La dernière fois, en 2000, je sentais une réticence de la part des jurys. C’était devant Alice Ronfard et Paul Savoie (Interprétation, 1970). Comme j’avais déjà un Bacc. en théâtre et que je travaillais déjà comme comédien, ils m’avaient demandé : « Mais pourquoi tu veux venir faire l’École ? Tu sembles être prêt à faire le métier, t’as une certaine facilité. Es-tu sûr que tu veux étudier pendant encore quatre ans? » Et moi je trouvais ça tellement ironique parce que tout ce que j’avais fait jusqu’à ce moment-là c’était, justement, pour entrer à l’École.
Ça devait être extrêmement difficile de te remonter le moral après ces refus ?
Aujourd’hui, je ne serais plus capable de faire ça! Quand on est jeune, on est tellement plein de fougue et de confiance. Avec les années, on finit par comprendre quelles sont nos limites. À l’époque, j’étais convaincu que je pouvais tout jouer. Des fois, je m’ennuie de cet Eloi qui n’avait peur de rien, qui fonçait partout. On s’assagit avec le temps; on sait qu’on doit se mettre en danger pour se dépasser, mais c’est facile de s’asseoir sur son talent, de jouer les valeurs sûres. C’est ça le métier d’acteur :il faut plonger, se mettre en situation de danger et marcher sur la corde raide pour continuer d’évoluer.
Y-a-t-il un rôle que tu rêves de jouer ?
Chaque artiste à une sensibilité propre et chaque artiste a des talents qui lui sont connus, mais peut-être moins connus auprès des autres. C’est sûr qu’avec ma taille, mon apparence altière… J’ai juste à me tenir naturellement et malgré moi, j’ai l’air d’un prince! Certains diraient que je ne peux pas vraiment aspirer à jouer Richard III, par exemple; mais il y a une part de moi qui est très sombre et qui a envie d’explorer des histoires vraiment tordues. J’aurais envie de jouer Agrippine, dans Britannicus; c’est un rôle de femme, mais j’aurais le goût de plonger là-dedans, d’explorer un personnage manipulateur, passionnel et fougueux.

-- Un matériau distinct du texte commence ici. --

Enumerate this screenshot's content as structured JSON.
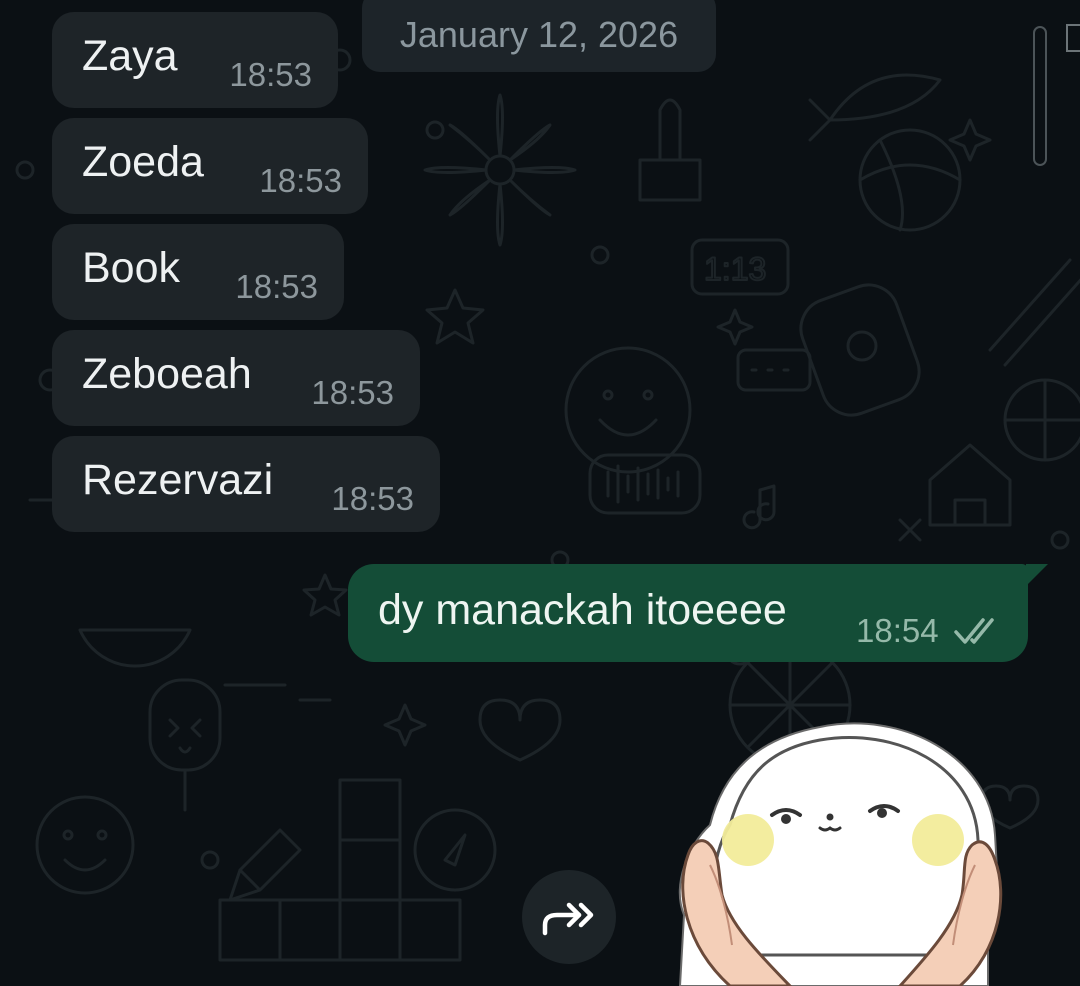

Un autre rôle que j’aurais aimé jouer, et qui a déjà été joué par Marc Béland, au TNM, est celui de Victor, dans Victor ou les enfants au pouvoir, de Roger Vitrac. C’est un rôle qui m’appelle; je l’avais fait lors de mes auditions pour entrer à l’École (la dernière fois, lorsque j’avais réussi!).
En parallèle à mon travail d’acteur, je m’intéresse de plus en plus à la mise en scène. L’an dernier, j’ai monté un spectacle symphonique pour jeune public avec l’Orchestre symphonique de Sherbrooke, un spectacle avec quatre acteurs et une quarantaine de musiciens ; c’était magique. Ce spectacle, Vikings Symphoniques, sera repris en novembre 2014 avec l’Orchestre symphonique de Québec. J’ai très hâte de revisiter cette œuvre.
J’ai aussi envie d’écrire, de me créer des défis impossibles à relever… Donc, ce sera peut-être ça le prochain projet. J’ai toujours hâte de voir quel sera mon prochain défi.
Quelles sont les leçons que tu apprises à l’École et qui te servent encore ?
Souvent, ce sont des leçons qu’on a intégrées dans notre quotidien et qui font maintenant partie de notre philosophie en tant qu’être humain, pas seulement en tant qu’artiste. L’École nationale de théâtre, c’est une école de la vie – on le dit souvent – ce n’est pas juste une école de jeu ou d’interprétation.
Plus particulièrement, on m’avait dit de ne pas autant chercher à réfléchir. Moi, je suis quelqu’un qui aime beaucoup réfléchir. Un de nos professeurs m’avait fait réaliser que l’intellect fonctionnait malgré nous, qu’on n’avait pas besoin de faire l’effort de réfléchir. Dans mon cas, c’était un mécanisme de défense, une façon de me sentir sécurisé et de fuir l’incertitude. J’essaie, de plus en plus, d’aborder mes rôles par la passion, par l’irrationnel et de jouer contre le texte, ce qui m’ouvre plein de portes.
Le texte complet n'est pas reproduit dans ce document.